In the end, they’ll survive. Their leased flats are still there, but they’ll sell one because once they’re discharged from the hospital they’ll be roommates again, like college junior year, after having lived with each other nearly fifteen months while traveling the world. Or so Jess likes to think while sitting beside Lissa, staring forlornly at her motionless hand. Her fingers twitch and she opens her eyes after days and days of steady unconsciousness and eerie quiet.
“Hi,” Lissa breathes through her oxygenation mask, blinking up at Jess. “So–” her voice cracks from underuse. “So, um, how about one of those Agua de Valencias?” She says, pulling a weak grin but a grin all the same.
Jess’ breath catches in her chest. “Hi,” she breathes, and breaks down in more tears until a nurse finally finds out that Lissa had awoken because of her horrid (“It is not horrid!” She protests) sobbing.
For the record, they do move in together.
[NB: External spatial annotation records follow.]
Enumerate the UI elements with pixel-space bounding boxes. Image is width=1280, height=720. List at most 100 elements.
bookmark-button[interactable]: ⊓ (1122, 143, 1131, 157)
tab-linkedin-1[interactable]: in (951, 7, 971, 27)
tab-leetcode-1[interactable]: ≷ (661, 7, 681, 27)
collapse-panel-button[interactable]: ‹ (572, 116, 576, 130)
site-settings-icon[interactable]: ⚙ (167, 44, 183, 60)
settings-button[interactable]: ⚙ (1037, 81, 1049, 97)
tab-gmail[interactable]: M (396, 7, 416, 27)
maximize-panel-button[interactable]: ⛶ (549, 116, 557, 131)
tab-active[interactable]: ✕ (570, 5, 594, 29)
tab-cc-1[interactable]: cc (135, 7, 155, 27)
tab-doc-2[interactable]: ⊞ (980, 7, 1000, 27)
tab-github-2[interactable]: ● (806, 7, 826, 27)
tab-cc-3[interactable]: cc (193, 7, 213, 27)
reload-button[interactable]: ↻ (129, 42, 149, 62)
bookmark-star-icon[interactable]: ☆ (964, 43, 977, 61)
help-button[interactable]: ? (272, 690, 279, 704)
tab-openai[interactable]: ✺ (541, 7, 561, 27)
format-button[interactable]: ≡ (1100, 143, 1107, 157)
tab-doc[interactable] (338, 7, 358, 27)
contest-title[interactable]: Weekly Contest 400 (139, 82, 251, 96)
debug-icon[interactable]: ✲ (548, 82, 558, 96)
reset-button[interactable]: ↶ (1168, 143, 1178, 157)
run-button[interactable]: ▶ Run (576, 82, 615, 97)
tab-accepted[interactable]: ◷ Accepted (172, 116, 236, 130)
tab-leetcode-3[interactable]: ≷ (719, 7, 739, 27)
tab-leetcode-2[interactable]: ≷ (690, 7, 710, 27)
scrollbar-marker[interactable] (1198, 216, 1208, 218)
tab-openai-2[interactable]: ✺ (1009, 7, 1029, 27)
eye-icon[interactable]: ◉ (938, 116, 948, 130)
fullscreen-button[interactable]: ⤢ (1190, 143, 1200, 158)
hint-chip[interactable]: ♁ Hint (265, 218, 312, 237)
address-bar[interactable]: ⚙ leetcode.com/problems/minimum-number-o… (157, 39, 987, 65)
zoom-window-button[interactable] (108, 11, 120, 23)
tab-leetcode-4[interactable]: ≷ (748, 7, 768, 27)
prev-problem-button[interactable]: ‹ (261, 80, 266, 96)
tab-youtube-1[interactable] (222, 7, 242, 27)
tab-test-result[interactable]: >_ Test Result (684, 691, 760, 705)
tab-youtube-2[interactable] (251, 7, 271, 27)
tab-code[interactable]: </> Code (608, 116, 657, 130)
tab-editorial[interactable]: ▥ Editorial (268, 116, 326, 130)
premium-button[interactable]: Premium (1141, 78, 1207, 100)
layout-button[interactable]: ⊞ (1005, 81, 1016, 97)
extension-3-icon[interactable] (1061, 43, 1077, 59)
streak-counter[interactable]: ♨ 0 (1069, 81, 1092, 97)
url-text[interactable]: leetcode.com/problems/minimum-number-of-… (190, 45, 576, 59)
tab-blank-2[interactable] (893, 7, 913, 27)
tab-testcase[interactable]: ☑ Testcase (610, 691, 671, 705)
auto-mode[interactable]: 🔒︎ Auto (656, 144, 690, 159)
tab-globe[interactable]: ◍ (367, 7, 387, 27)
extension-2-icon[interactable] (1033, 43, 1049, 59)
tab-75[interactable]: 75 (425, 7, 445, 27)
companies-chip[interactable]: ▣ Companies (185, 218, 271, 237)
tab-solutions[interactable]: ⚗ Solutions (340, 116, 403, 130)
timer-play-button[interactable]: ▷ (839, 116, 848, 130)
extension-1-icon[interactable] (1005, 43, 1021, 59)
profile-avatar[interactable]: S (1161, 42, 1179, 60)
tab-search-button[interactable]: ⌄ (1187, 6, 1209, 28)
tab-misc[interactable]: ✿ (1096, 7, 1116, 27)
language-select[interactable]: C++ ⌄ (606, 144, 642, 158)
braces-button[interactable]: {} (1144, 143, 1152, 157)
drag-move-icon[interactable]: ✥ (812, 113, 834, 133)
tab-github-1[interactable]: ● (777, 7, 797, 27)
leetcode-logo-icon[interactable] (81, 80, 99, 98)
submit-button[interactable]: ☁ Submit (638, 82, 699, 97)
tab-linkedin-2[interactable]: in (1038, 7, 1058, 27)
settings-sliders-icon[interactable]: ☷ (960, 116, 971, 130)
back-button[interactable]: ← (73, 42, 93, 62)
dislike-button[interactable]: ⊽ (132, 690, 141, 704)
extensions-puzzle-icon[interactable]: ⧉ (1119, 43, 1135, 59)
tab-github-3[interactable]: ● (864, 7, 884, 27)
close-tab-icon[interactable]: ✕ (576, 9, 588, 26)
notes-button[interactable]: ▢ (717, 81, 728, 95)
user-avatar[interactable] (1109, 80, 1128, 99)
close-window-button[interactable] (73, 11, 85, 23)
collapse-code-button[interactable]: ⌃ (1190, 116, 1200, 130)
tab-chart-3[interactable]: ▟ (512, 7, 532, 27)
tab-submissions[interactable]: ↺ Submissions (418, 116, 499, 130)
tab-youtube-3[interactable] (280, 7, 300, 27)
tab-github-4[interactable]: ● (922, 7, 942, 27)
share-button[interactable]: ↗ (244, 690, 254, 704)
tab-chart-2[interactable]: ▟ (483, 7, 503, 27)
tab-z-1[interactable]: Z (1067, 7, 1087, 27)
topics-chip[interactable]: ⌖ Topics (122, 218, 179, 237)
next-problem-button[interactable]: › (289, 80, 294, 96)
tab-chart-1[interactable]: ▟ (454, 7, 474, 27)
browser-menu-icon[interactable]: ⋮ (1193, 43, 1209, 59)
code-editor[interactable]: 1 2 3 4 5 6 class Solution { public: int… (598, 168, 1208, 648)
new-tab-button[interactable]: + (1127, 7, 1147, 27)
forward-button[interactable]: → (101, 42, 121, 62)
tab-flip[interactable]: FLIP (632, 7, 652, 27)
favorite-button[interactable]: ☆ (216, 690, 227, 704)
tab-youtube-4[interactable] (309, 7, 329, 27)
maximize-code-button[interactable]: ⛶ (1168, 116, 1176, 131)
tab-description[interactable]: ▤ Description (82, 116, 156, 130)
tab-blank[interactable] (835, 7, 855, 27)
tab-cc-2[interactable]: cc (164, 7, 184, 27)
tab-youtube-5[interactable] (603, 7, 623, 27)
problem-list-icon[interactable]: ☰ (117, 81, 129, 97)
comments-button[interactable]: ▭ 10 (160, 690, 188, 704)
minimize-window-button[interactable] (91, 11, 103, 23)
They reminisce like an old couple about their trip. Wonder why the contract killer left when he did. Get two cats to keep them company and scatter cat hair everywhere. Drink more wine and Agua de Valencia’s than probably healthy but who fucking cares when you’ve already seen the world with the one you love. (“Helsinki!” Lissa yells from her MacBook at the kitchen counter, “I’ve always wanted to go to Helsinki!”) Well, almost.
“You’re definitely going to hell,” Lissa had joked when Jess had stolen a car back in America and smashed the side mirror accidentally. “Theft and mirrors, tsk, tsk.” Funnily enough, she had been sitting shotgun the whole time.